At a hearing of the House Committee on Oversight and Government reform, Chairman Darrell Issa, R-Calif., asked witnesses about the threat posed by "software infrastructure, hardware, [and] other things that are built overseas that come to the United States with items that are embedded already in them by the time they get here to the United States."
"Our vulnerability is not just because of enemies well known, but can often be because of enemies unknown, enemies who simply have a grudge against society," Issa said in his opening remarks. "It is today possible to be a great warrior with nothing but your slippers in your bedroom and a desire to bring down some aspect of public or private infrastructure related to the Internet. …
"Not since the end of World War II has America seen a threat so great looming for so long."
Ranking member Rep. Elijah Cummings, D-Md., noted U.S. infrastructure, "including power distribution, water supply, telecommunications and emergency services, have become increasingly dependent on computerized information systems to manage their operations and to process, maintain and report essential information."
Greg Schaffer, acting deputy assistant secretary of the National Protection and Programs Directorate of the U.S. Department of Homeland Security, told the committee it is clear that "supply chain risk management is an issue that the administration is focused on."
"This is one of the most complicated and difficult challenges that we have. The range of issues goes to the fact that there are foreign components in many U.S. manufactured devices," Schaffer said, adding it will take a "whole-of-government" effort to combat the new threats.

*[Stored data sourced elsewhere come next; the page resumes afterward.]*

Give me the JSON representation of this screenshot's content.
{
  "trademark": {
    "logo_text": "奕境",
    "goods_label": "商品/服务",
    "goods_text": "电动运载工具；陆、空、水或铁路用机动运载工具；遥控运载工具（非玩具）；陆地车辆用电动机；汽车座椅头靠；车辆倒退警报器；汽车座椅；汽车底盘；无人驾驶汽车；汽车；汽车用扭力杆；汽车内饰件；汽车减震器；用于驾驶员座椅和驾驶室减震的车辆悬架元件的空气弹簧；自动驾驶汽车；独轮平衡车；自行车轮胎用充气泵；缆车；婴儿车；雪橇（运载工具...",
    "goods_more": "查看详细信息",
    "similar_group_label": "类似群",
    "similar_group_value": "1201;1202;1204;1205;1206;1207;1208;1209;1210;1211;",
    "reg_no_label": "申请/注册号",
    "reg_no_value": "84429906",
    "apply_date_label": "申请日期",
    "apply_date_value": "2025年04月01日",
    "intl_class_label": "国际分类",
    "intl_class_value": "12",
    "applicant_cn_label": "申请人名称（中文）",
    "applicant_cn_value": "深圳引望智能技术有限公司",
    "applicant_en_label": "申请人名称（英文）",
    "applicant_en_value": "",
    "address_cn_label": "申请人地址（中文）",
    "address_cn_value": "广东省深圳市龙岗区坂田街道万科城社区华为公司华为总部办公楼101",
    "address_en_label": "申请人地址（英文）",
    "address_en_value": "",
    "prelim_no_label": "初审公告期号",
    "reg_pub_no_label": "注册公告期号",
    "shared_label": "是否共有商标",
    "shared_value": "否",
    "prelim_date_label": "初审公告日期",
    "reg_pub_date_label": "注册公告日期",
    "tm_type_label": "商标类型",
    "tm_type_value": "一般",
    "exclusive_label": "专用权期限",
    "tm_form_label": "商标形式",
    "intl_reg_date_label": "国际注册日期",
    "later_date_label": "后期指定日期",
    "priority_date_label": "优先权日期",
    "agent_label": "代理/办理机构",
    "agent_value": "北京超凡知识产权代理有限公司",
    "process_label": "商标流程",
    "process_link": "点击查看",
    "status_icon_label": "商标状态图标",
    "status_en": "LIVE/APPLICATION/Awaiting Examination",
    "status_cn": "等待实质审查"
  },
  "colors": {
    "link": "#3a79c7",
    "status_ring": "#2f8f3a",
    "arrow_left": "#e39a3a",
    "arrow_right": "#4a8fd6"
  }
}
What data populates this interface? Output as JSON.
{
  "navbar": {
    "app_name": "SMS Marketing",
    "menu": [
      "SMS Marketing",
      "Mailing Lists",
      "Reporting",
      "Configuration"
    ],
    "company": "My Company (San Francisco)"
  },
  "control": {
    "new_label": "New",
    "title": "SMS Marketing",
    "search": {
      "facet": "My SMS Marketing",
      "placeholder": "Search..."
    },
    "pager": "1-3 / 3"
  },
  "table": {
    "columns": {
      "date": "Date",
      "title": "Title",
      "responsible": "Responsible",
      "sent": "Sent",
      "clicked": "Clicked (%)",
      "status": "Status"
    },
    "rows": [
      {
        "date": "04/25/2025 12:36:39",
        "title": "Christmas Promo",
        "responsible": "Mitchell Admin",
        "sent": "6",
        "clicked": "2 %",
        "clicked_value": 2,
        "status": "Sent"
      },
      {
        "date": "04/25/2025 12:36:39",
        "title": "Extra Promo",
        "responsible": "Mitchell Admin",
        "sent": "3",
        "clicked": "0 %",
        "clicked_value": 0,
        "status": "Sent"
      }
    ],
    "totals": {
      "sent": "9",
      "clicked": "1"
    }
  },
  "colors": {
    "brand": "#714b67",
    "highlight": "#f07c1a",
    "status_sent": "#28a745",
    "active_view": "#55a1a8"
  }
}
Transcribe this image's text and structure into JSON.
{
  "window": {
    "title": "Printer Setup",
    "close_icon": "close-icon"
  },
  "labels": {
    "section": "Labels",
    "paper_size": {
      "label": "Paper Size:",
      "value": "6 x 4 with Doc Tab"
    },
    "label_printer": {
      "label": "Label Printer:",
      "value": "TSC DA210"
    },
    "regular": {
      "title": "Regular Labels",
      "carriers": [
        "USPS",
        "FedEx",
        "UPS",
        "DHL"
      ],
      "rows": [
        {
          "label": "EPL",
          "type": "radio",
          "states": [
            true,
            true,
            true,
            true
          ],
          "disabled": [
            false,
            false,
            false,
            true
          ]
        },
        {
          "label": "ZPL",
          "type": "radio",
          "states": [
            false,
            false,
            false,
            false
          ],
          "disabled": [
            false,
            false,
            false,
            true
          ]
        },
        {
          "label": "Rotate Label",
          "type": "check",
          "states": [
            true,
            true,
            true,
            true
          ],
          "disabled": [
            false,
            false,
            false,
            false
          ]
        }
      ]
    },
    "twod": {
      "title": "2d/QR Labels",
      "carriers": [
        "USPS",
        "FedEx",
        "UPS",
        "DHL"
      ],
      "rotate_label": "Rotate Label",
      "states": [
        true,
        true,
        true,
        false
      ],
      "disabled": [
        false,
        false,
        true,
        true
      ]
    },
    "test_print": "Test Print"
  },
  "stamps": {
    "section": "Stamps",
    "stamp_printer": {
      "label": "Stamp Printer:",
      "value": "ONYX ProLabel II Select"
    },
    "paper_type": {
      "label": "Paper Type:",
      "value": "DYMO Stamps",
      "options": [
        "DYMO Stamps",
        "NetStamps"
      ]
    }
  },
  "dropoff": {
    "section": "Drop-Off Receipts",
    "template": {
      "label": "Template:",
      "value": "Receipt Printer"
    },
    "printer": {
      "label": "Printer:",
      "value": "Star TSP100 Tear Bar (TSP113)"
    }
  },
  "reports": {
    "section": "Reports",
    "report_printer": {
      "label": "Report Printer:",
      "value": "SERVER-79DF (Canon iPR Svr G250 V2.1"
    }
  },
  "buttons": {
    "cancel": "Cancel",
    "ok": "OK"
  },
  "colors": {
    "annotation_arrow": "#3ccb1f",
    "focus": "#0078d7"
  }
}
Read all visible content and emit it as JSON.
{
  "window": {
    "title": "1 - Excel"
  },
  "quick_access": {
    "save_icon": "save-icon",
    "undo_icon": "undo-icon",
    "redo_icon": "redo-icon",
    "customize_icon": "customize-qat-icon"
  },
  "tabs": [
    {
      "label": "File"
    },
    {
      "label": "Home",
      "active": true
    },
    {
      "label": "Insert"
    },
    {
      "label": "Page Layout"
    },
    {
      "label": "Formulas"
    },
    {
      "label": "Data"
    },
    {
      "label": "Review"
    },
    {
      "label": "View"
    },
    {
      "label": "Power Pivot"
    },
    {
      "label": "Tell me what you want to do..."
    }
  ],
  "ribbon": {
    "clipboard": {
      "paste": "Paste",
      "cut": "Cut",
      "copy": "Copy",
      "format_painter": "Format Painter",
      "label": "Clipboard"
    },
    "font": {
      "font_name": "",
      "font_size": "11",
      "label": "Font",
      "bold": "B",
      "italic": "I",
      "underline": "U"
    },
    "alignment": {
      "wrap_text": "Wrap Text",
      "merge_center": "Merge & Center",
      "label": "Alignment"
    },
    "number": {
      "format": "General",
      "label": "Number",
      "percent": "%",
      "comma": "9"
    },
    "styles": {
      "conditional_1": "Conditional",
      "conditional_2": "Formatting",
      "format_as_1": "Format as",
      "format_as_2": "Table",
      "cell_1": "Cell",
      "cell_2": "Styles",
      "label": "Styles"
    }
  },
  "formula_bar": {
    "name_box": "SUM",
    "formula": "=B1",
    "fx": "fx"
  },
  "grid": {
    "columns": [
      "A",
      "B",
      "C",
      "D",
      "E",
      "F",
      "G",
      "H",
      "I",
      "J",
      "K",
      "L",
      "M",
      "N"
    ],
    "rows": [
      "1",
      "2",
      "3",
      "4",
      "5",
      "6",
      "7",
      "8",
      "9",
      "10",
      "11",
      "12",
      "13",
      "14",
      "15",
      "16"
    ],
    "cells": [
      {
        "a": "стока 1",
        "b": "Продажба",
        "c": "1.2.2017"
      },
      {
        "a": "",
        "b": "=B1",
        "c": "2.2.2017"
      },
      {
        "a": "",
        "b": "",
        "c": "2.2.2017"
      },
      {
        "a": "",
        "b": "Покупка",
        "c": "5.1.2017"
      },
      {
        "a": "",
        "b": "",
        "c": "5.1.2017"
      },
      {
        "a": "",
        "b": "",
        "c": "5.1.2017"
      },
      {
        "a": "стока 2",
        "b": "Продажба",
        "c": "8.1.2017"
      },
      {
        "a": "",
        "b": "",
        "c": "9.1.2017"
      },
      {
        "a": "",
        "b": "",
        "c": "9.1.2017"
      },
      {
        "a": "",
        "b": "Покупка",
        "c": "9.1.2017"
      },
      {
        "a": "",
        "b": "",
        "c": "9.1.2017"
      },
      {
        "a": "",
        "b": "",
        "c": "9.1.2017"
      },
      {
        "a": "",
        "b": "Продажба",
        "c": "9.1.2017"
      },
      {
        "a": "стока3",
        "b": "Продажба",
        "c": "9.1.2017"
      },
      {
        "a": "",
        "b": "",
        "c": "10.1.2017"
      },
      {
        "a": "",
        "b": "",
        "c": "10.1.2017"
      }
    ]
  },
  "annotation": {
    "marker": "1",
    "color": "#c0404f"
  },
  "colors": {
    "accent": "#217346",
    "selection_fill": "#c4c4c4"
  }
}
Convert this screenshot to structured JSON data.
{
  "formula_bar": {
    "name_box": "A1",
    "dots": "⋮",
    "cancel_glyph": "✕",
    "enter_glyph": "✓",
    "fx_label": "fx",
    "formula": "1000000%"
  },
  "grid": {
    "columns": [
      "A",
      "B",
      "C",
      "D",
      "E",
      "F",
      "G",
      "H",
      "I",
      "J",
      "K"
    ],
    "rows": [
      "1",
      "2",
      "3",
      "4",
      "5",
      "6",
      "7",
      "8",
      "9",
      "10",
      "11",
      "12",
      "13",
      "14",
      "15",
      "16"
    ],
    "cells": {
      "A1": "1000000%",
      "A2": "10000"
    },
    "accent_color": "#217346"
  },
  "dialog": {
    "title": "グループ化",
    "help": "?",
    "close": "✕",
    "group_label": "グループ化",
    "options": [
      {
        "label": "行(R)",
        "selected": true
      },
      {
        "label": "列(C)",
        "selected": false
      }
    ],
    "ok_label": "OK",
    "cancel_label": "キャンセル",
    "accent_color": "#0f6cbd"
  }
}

"It's going to take a whole-of-society effort, right down to individuals, who need to apply the patches than the virus updates to their machines.
"The ecosystem was built in a way that allowed us to take advantage of moving very fast, but the security pieces have been … bolted on after the fact. We're trying now to fix those issues, but I do think it's going to require us to build better perimeters, apply those patches everywhere on all of the systems, update those systems to the best technology, and -- and do this vigilantly in all cases," Schaffer said.